On the slopes of Ayasuluk Hill above the town of Selcuk (the modern descendant of nearby Ephesus) stand the remains of what was once one of the greatest churches in Christendom, the 6th century Basilica of St John, built over the tomb of the Apostle John, one of the four Evangelists, who died in Ephesus in the 1st century AD.
In the 2nd century a chapel was built over his grave, but this in turn was replaced by the enormous basilica in the 6th crentury on the orders of the Byzantine Emperor Justinian, as a more fitting burial place and shrine for the Saint.
Many of the building's materials were plundered from abandoned classical structures nearby, particularly the magnificent Temple of Artemis, one of the Seven Ancient Wonders of the World, which stood at the base of the hill.
The church was abandoned after the Ottoman conquest of the territory and itself largely plundered to build the nearby fortress and mosque of Isa Bey (one of the oldest and most important Islamic structures in the area).

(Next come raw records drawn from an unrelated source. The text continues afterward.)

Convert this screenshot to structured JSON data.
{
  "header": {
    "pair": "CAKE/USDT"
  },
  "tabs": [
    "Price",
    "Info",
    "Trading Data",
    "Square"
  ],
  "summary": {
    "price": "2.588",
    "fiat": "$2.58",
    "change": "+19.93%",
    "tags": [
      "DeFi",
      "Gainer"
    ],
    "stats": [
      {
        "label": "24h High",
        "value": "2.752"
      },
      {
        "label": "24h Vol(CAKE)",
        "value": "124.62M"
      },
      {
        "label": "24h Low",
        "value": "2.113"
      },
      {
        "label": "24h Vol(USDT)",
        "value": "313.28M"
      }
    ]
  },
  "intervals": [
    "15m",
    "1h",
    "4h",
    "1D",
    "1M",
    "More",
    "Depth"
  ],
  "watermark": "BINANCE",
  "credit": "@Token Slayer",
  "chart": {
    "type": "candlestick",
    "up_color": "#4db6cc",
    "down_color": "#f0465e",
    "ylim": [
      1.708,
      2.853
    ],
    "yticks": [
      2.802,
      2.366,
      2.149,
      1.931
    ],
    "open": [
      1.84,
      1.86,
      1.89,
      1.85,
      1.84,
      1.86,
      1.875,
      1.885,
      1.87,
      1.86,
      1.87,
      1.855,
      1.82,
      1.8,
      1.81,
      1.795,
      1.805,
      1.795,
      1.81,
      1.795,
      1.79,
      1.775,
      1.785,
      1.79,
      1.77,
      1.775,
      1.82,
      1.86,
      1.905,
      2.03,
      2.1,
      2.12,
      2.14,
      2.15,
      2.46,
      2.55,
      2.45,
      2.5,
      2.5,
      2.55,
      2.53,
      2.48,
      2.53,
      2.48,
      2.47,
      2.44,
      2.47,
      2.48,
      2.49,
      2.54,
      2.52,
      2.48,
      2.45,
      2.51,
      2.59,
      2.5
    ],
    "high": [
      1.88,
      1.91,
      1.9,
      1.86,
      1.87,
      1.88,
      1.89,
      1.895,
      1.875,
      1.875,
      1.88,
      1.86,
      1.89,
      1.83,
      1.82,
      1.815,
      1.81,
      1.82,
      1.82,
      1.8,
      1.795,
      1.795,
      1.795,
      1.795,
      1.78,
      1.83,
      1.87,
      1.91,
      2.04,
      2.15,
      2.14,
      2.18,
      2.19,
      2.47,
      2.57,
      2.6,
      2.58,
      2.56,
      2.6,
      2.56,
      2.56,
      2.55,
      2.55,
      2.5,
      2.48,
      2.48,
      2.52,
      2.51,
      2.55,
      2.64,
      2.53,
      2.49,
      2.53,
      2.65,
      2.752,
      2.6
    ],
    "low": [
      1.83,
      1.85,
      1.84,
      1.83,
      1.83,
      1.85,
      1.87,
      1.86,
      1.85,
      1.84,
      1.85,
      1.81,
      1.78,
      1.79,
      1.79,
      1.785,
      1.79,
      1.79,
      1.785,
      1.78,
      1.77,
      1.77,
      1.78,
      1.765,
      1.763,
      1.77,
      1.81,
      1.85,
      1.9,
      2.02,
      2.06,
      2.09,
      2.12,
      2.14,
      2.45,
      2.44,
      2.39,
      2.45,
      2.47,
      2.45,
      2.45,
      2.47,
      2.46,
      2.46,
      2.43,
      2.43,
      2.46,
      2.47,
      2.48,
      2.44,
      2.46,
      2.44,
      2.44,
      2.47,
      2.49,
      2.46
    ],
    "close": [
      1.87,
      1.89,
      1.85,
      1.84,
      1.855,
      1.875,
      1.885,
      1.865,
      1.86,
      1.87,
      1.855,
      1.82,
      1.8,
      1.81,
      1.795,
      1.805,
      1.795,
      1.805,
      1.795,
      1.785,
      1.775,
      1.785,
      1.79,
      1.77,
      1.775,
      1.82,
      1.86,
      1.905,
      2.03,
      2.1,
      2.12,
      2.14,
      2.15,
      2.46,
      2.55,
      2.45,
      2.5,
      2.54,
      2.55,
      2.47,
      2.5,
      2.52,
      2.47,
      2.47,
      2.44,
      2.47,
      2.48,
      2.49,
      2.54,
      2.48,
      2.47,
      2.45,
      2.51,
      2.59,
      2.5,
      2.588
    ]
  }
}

The site has been excavated and restored in the 20th century with some columns re-erected to give an impession of the former grandeur of the lost basilica. St John's grave is still marked by the four columns that originally surrounded it.
The Basilica of St. John was a great church in Ephesus constructed by Emperor Justinian in the 6th century. It stands over the believed burial site of St. John, who is identified as the apostle, evangelist (author of the Fourth Gospel) and prophet (author of Revelation).
The remnants of this large basilica built by the Emperor Justinian in the 6th century are not as well preserved as the ancient city of Ephesus, but are a worthwhile visit, nonetheless.